Les sommes colossales de deniers publics ont permis de limiter les dégâts, mais nul ne sait au juste quel finira par être le coût net de ces interventions.
À leur sommet de Pittsburgh, en septembre, les dirigeants du Groupe des Vingt (G-20) pays industrialisés et émergents ont chargé le FMI d'établir d'ici leur réunion de juin 2010 un rapport décrivant les diverses formules employées ou envisagées par les pays pour veiller à ce que le secteur financier prenne en charge une part équitable et substantielle du coût du renflouement du secteur bancaire par le secteur public. Une version préliminaire du rapport sera soumise aux ministres du G-20 en avril 2010.
Le Directeur général du FMI, M. Dominique Strauss-Kahn, avait averti le mois dernier à Londres que l'opinion n'est plus prête à accepter de nouveaux plans de renflouement. «Je dirai que le secteur financier doit payer sa part du coût du sauvetage et œuvrer afin de limiter le recours aux deniers publics dans l'éventualité de crises futures. C'est là une suggestion pragmatique, car, à mon avis, les autorités parlementaires se refuseront à autoriser des plans de secours de l'ampleur observée au cours de cette crise.»

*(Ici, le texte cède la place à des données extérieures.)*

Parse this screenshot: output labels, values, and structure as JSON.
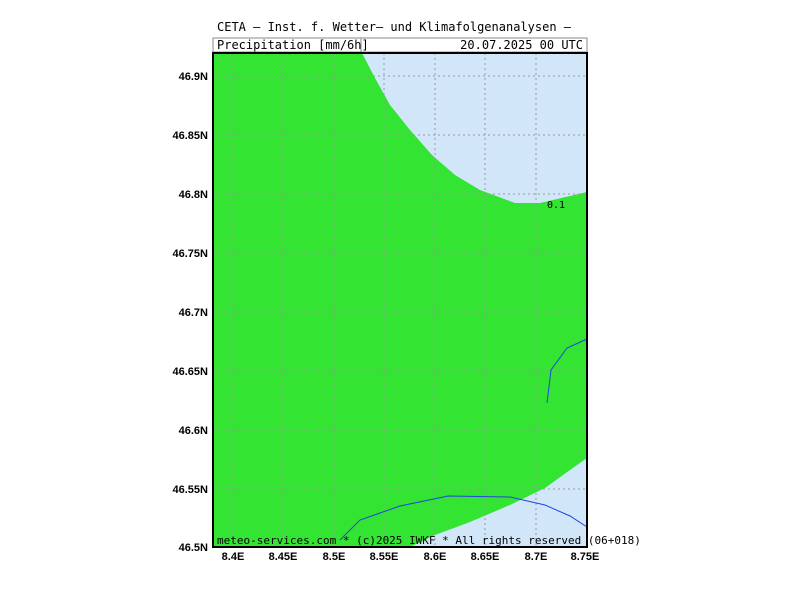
{
  "header": {
    "line1": "CETA — Inst. f. Wetter— und Klimafolgenanalysen —",
    "variable": "Precipitation [mm/6h]",
    "datetime": "20.07.2025 00 UTC"
  },
  "map": {
    "lon_range": [
      8.38,
      8.75
    ],
    "lat_range": [
      46.5,
      46.92
    ],
    "lon_ticks": [
      "8.4E",
      "8.45E",
      "8.5E",
      "8.55E",
      "8.6E",
      "8.65E",
      "8.7E",
      "8.75E"
    ],
    "lat_ticks": [
      "46.9N",
      "46.85N",
      "46.8N",
      "46.75N",
      "46.7N",
      "46.65N",
      "46.6N",
      "46.55N",
      "46.5N"
    ],
    "grid": true,
    "contour_label": "0.1",
    "colors": {
      "precip_fill": "#33e433",
      "background_fill": "#d2e6fa",
      "border_line": "#2244dd",
      "grid": "#999999"
    }
  },
  "footer": {
    "copyright": "meteo-services.com * (c)2025 IWKF * All rights reserved (06+018)"
  }
}
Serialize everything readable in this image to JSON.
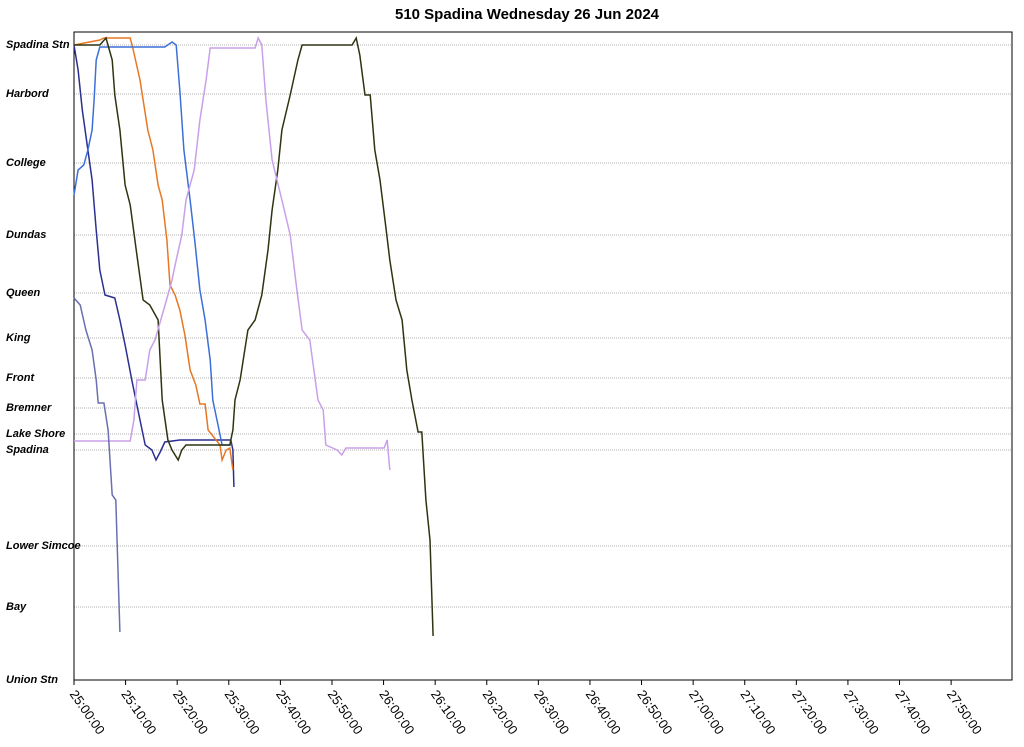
{
  "chart_data": {
    "type": "line",
    "title": "510 Spadina Wednesday 26 Jun 2024",
    "xlim": [
      1500,
      1681.8
    ],
    "xticks": [
      {
        "value": 1500,
        "label": "25:00:00"
      },
      {
        "value": 1510,
        "label": "25:10:00"
      },
      {
        "value": 1520,
        "label": "25:20:00"
      },
      {
        "value": 1530,
        "label": "25:30:00"
      },
      {
        "value": 1540,
        "label": "25:40:00"
      },
      {
        "value": 1550,
        "label": "25:50:00"
      },
      {
        "value": 1560,
        "label": "26:00:00"
      },
      {
        "value": 1570,
        "label": "26:10:00"
      },
      {
        "value": 1580,
        "label": "26:20:00"
      },
      {
        "value": 1590,
        "label": "26:30:00"
      },
      {
        "value": 1600,
        "label": "26:40:00"
      },
      {
        "value": 1610,
        "label": "26:50:00"
      },
      {
        "value": 1620,
        "label": "27:00:00"
      },
      {
        "value": 1630,
        "label": "27:10:00"
      },
      {
        "value": 1640,
        "label": "27:20:00"
      },
      {
        "value": 1650,
        "label": "27:30:00"
      },
      {
        "value": 1660,
        "label": "27:40:00"
      },
      {
        "value": 1670,
        "label": "27:50:00"
      }
    ],
    "ylim": [
      648,
      0
    ],
    "yticks": [
      {
        "value": 13,
        "label": "Spadina Stn"
      },
      {
        "value": 62,
        "label": "Harbord"
      },
      {
        "value": 131,
        "label": "College"
      },
      {
        "value": 203,
        "label": "Dundas"
      },
      {
        "value": 261,
        "label": "Queen"
      },
      {
        "value": 306,
        "label": "King"
      },
      {
        "value": 346,
        "label": "Front"
      },
      {
        "value": 376,
        "label": "Bremner"
      },
      {
        "value": 402,
        "label": "Lake Shore"
      },
      {
        "value": 418,
        "label": "Spadina"
      },
      {
        "value": 514,
        "label": "Lower Simcoe"
      },
      {
        "value": 575,
        "label": "Bay"
      },
      {
        "value": 648,
        "label": "Union Stn"
      }
    ],
    "grid": true,
    "series": [
      {
        "color": "#2b2f8f",
        "x": [
          1500,
          1500.8,
          1501.6,
          1502.7,
          1503.5,
          1504.3,
          1505.0,
          1506.0,
          1507.9,
          1508.9,
          1509.9,
          1511.2,
          1512.8,
          1513.8,
          1515.1,
          1515.9,
          1516.7,
          1517.6,
          1520.5,
          1530.4,
          1530.8,
          1531.0
        ],
        "values": [
          13,
          38,
          78,
          118,
          148,
          198,
          238,
          263,
          266,
          288,
          313,
          348,
          388,
          413,
          418,
          428,
          420,
          410,
          408,
          408,
          418,
          455
        ]
      },
      {
        "color": "#e87722",
        "x": [
          1500,
          1505.0,
          1505.8,
          1510.9,
          1511.4,
          1512.8,
          1514.3,
          1515.3,
          1516.3,
          1517.1,
          1518.0,
          1518.6,
          1519.6,
          1520.5,
          1521.5,
          1522.5,
          1523.6,
          1524.4,
          1525.4,
          1526.0,
          1528.3,
          1528.7,
          1529.5,
          1530.2,
          1530.8
        ],
        "values": [
          13,
          8,
          6,
          6,
          16,
          48,
          98,
          118,
          153,
          168,
          208,
          253,
          263,
          278,
          303,
          338,
          353,
          372,
          372,
          398,
          413,
          428,
          418,
          416,
          438
        ]
      },
      {
        "color": "#3c6fd8",
        "x": [
          1500,
          1500.8,
          1501.9,
          1502.7,
          1503.5,
          1503.9,
          1504.3,
          1505.0,
          1517.6,
          1519.0,
          1519.8,
          1520.5,
          1521.3,
          1522.5,
          1523.4,
          1524.4,
          1525.4,
          1526.4,
          1526.9,
          1527.9,
          1528.7,
          1530.6
        ],
        "values": [
          163,
          138,
          133,
          118,
          98,
          68,
          28,
          15,
          15,
          10,
          13,
          58,
          118,
          168,
          208,
          258,
          288,
          328,
          368,
          393,
          413,
          413
        ]
      },
      {
        "color": "#2d3510",
        "x": [
          1500,
          1505.0,
          1506.2,
          1507.4,
          1507.9,
          1508.9,
          1509.9,
          1510.9,
          1512.2,
          1513.4,
          1514.7,
          1516.3,
          1517.1,
          1518.2,
          1519.0,
          1520.2,
          1520.9,
          1521.7,
          1530.2,
          1530.8,
          1531.2,
          1532.2,
          1533.7,
          1535.1,
          1536.4,
          1537.6,
          1538.4,
          1539.5,
          1540.3,
          1541.9,
          1543.4,
          1544.2,
          1553.9,
          1554.7,
          1555.4,
          1556.4,
          1557.4,
          1558.3,
          1559.3,
          1560.5,
          1561.2,
          1562.4,
          1563.6,
          1564.5,
          1565.5,
          1566.7,
          1567.4,
          1568.2,
          1569.0,
          1569.6
        ],
        "values": [
          13,
          13,
          6,
          28,
          63,
          98,
          153,
          173,
          223,
          268,
          273,
          288,
          368,
          408,
          418,
          428,
          418,
          413,
          413,
          398,
          368,
          348,
          298,
          288,
          263,
          218,
          178,
          138,
          98,
          63,
          28,
          13,
          13,
          6,
          23,
          63,
          63,
          118,
          148,
          198,
          228,
          268,
          288,
          338,
          368,
          400,
          400,
          468,
          508,
          604
        ]
      },
      {
        "color": "#c8a0ea",
        "x": [
          1500,
          1510.9,
          1511.6,
          1512.2,
          1513.8,
          1514.7,
          1515.7,
          1517.1,
          1518.2,
          1519.0,
          1519.8,
          1520.9,
          1521.7,
          1523.3,
          1524.4,
          1525.6,
          1526.4,
          1535.1,
          1535.7,
          1536.4,
          1537.2,
          1538.4,
          1540.3,
          1541.9,
          1543.2,
          1544.2,
          1545.7,
          1547.3,
          1548.3,
          1548.8,
          1551.0,
          1551.9,
          1552.7,
          1560.1,
          1560.7,
          1561.2
        ],
        "values": [
          409,
          409,
          388,
          348,
          348,
          318,
          308,
          283,
          263,
          248,
          228,
          203,
          168,
          138,
          88,
          48,
          16,
          16,
          6,
          13,
          68,
          128,
          168,
          203,
          258,
          298,
          308,
          368,
          378,
          413,
          418,
          423,
          416,
          416,
          408,
          438
        ]
      },
      {
        "color": "#6b6fb0",
        "x": [
          1500,
          1501.2,
          1502.3,
          1503.5,
          1504.3,
          1504.7,
          1505.8,
          1506.6,
          1507.4,
          1508.1,
          1508.9
        ],
        "values": [
          266,
          273,
          298,
          318,
          348,
          371,
          371,
          398,
          463,
          468,
          600
        ]
      }
    ]
  }
}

Une problématique complexe
«Il s'agit d'une problématique complexe et controversée», a déclaré M. Lipsky lors du colloque organisé le 30 novembre par la Banque du Canada, «mais si l'on accepte couramment l'idée que la garantie des dépôts est financée par un prélèvement sur les banques, ce sujet a fait l'objet d'un manque surprenant d'attention et d'analyse. Il est notamment évident qu'il faut concilier deux impératifs : mettre en place une réglementation plus contraignante — qui pourrait limiter les risques à l'avenir, mais réduire l'intermédiation financière — et créer des mécanisme pour compenser le coût potentiel de la protection contre les risques.»
M. Lipsky, qui est à la tête du groupe de travail du FMI chargé de préparer le rapport, a signalé qu'il se pose deux questions distinctes :
Faut-il récupérer les coûts nets des aides publiques déjà accordées, et comment?
Comment instituer un mécanisme pour faire face aux coûts futurs ?
«Ces deux questions sont pertinentes et reliées entre elles, mais elles doivent être analysées séparément», a-t-il ajouté.
Ses sujets épineux
L'opportunité d'une taxe sur les transactions financières a notamment fait l'objet d'un débat nourri. On parle souvent d'une «taxe Tobin», du nom du lauréat du Prix Nobel James Tobin qui avait formulé cette proposition au début des années 70. M. Lipsky a rappelé que la taxation prônée par Tobin portait spécifiquement sur les transactions de change et visait à maîtriser ces transactions, et non à en tirer des recettes.
«Si certains des tenants actuels d'une taxe sur les transactions l'entendent dans l'acception que lui donne Tobin, d'autres y voient une source potentielle de recettes qui pourraient être affectées à divers usages», a-t-il ajouté.
M. Lipsky a assure que l'étude du FMI couvrirait l'ensemble de la problématique et des options, en tenant compte des pratiques actuelles et des avis des experts. Elle traitera de sujets épineux : jusqu'où élargir la définition des institutions et activités qui seront touchées, et convient-il de créer un fonds de prévoyance où l'on pourrait puiser à l'avenir?
«Il importe, a-t-il indiqué, d'analyser les diverses options, dont celle d'une taxe sur les transactions, en veillant à éviter toute distorsion et à garantir le bon fonctionnement et l'efficacité du système».